What's impressed Buckeyes coaches most is Miller's aggressive effort to learn the technical part of the position. Smith, the cocksure 31-year-old receivers coach, has overseen the switch while graduate assistant Matt Merritt, 27, has served as something of a personal tutor. Meyer has tapped into his roots as a receivers coach, watching film regularly with Miller over the summer to talk about the nuances.
To succeed, Miller needed to learn the every-snap, Spy vs. Spy interplay between receiver and defensive back that quarterbacks are generally oblivious to. In high school, for example, a receiver leans outside to fake a corner route and set up an inside cut for a post route. In college receivers will trick the defensive back by leaning the way they're actually going—or not. "It's like reverse, reverse psychology," Smith says.

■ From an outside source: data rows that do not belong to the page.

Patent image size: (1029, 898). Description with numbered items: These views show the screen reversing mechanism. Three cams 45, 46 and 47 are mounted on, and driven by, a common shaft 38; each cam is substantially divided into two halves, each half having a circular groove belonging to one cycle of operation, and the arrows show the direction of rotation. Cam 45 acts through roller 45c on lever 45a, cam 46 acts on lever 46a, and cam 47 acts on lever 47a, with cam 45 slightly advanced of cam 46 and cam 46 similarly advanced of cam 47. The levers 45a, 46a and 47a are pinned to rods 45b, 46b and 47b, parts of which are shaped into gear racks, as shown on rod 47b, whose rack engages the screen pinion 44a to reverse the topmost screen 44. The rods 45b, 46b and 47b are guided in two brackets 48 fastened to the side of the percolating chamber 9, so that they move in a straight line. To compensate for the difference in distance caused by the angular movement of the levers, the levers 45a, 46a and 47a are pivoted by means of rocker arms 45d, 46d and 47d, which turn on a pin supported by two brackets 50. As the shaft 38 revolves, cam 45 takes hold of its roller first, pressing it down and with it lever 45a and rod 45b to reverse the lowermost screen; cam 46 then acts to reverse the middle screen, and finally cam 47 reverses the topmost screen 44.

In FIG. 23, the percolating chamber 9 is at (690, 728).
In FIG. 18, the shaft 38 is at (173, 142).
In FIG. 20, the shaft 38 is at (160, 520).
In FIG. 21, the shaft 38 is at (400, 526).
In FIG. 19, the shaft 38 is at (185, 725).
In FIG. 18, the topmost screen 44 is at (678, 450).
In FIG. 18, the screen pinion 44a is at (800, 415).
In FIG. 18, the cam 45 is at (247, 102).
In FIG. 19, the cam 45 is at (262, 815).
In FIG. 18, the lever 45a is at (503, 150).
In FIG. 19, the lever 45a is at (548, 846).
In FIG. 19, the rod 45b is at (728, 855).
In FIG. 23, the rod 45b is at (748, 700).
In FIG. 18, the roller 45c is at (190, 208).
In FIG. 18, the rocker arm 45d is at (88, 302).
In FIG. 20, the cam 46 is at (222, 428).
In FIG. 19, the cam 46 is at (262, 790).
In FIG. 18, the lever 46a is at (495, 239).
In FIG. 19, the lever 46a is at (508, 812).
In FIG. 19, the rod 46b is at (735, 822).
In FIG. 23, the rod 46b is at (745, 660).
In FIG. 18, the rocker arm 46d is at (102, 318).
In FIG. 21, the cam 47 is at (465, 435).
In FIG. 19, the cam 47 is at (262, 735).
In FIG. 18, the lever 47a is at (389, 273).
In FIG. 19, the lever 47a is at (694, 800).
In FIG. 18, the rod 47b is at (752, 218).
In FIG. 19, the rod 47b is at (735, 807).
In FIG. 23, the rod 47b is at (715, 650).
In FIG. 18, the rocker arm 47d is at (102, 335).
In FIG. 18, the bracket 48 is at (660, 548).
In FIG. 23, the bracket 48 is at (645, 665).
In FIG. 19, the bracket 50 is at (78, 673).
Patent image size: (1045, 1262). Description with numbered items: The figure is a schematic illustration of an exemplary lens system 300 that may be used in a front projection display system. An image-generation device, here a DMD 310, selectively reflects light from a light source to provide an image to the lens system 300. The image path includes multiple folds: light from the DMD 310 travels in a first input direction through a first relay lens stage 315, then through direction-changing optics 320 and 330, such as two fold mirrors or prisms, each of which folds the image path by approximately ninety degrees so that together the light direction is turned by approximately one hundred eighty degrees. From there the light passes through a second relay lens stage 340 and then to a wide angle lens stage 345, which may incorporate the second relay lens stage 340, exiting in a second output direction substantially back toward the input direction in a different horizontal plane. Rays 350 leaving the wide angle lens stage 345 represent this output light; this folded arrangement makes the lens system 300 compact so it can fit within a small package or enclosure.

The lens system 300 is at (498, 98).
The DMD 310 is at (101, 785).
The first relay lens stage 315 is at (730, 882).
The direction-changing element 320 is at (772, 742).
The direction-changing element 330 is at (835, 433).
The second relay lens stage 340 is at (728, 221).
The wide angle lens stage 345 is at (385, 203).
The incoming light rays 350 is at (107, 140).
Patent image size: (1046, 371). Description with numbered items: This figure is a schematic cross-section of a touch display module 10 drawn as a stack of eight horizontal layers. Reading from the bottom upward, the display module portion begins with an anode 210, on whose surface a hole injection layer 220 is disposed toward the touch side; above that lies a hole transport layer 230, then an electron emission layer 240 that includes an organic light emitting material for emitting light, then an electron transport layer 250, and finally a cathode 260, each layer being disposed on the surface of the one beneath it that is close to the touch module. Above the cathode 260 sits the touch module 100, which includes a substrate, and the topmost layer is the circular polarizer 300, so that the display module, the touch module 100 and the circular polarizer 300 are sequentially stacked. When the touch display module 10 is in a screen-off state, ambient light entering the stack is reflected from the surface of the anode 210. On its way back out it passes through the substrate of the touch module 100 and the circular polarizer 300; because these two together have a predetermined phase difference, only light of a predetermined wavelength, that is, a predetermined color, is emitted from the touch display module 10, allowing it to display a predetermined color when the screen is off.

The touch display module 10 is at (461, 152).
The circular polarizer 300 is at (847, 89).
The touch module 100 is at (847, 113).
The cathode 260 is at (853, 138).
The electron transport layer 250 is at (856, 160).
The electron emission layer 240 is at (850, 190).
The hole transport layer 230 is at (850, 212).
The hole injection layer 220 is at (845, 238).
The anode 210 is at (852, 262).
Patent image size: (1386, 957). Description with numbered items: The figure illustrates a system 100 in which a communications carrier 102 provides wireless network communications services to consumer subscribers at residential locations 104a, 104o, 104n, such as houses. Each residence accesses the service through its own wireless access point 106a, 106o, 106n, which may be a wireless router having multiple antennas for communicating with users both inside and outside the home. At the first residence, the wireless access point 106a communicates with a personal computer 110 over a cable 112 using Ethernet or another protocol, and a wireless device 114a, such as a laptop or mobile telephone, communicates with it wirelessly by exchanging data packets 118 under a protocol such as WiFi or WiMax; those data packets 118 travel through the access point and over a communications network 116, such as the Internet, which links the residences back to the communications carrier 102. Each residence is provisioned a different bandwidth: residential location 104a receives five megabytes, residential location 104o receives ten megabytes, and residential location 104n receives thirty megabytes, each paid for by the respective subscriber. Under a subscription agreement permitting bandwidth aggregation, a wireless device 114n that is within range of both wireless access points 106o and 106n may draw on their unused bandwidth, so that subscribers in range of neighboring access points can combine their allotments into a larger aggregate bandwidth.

Good receivers line up with a plan to beat the defensive back on every snap, and the best use previous moves to set up a big shot downfield, such as running five corner routes on run plays to get the defensive back leaning outside, creating a clear path for a later post or slant.
Miller laughs at the little things he's needed to learn: A receiver on the right side of the ball stands with his left foot forward, and vice versa. The footwork is also intricate; a veteran receiver can run a go, out or slant and disguise the routes by taking the same first three steps each time. "When they all look the same," says Buckeyes offensive coordinator Ed Warinner, "now you're winning."
Every night during camp, Barrett says, Miller would return to the hotel more than an hour after the rest of the team. He stayed at the facility to watch film and pepper Merritt and Smith with questions about how to run sharper patterns and block better. Miller has no plans to return to his old position, saying, "This is me."
"Now he's so into it, he doesn't know what to do with himself," Smith says. "He thinks it's the coolest thing in the world."
After 20 months of uncertainty and anonymity, Miller's future has gone from secret to secure. His new route appears wide open.